In our examination of the core operating principles for aiding and abetting a spiritual revolution, Education and Development of Spiritual Leadership gets non-passing marks. I think most serious Buddhist practitioners are aware of the problem, but good solutions have not yet appeared. Part of the reason is that it takes time, energy and money. Most centers are independent, small operations that struggle financially to begin with. Systematic careful analysis of the texts, and their commentaries, as well the history of the spread of the teaching is not seen as critical. Offer a Tuesday night class reading the latest book promoted in Tricycle. Handled. The Zen emphasis on immediate experience also leaves the troublesome side effect of an anti-intellectual bias which is not helpful. And finally there is a “Our Way” parochialism and rivalry, not just for example, between Tibetan and Pureland schools, or Zen schools that include koan study and those that emphasize sitting practice, but also between teachers whose teachers were Japanese, Korean, Chinese, Thai or Burmese. 
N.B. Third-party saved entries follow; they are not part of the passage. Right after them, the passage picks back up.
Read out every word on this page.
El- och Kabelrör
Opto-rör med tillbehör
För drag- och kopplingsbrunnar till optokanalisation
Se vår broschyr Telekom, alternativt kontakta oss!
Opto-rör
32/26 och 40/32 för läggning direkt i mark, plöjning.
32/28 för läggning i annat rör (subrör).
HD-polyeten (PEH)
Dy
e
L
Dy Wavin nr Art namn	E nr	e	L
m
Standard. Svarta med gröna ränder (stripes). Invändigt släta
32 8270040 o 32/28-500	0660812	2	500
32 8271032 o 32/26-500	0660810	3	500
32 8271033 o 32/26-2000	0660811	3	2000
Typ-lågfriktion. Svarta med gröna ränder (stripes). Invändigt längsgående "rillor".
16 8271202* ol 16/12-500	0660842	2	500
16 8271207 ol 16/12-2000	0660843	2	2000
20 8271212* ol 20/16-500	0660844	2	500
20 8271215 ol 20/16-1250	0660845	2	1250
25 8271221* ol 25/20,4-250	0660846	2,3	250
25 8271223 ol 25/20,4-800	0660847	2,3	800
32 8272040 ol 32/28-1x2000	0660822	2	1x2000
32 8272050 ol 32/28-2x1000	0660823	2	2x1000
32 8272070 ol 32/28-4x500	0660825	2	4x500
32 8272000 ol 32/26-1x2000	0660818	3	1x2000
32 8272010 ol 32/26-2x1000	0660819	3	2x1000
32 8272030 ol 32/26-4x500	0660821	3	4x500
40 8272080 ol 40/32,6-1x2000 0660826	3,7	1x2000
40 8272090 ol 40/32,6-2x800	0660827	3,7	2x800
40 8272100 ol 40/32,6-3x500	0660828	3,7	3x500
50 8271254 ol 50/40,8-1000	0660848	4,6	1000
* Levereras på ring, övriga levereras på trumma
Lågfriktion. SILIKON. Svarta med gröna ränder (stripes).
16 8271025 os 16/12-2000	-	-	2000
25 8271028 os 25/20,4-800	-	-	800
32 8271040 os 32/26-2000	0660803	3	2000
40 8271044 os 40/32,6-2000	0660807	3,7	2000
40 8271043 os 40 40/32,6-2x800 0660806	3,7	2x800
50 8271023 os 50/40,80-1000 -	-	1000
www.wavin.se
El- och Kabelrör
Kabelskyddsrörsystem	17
If we are to make progress on this front, the New Buddhist Universal University has to cut through these barriers and be non-sectarian in the broadest sense; it has to develop innovative programs that are affordable and available to people who work, practice and perhaps even have family obligations; the programs have to be basically in English or Spanish, with as little academic jargon as possible; the courses have to be developed and taught by Buddhist practitioners who have the highest level of academic professional training. I know that the elements for a solution exist. They just haven’t been assembled in the workable form.

Forgive me for mixing Francis Xavier and the Jesuits into the recipe. I don’t think that the title Roshi comes with a Ph.d or vice versa. Roshi also doesn't mean Saint. Not even in the lose usage.


 *The Ratio atque Institutio Studiorum Societatis Iesu, often abbreviated as Ratio Studiorum, was a document that standardized the globally influential system of Jesuit education in 1599. It was a collection of regulations for school officials and teachers.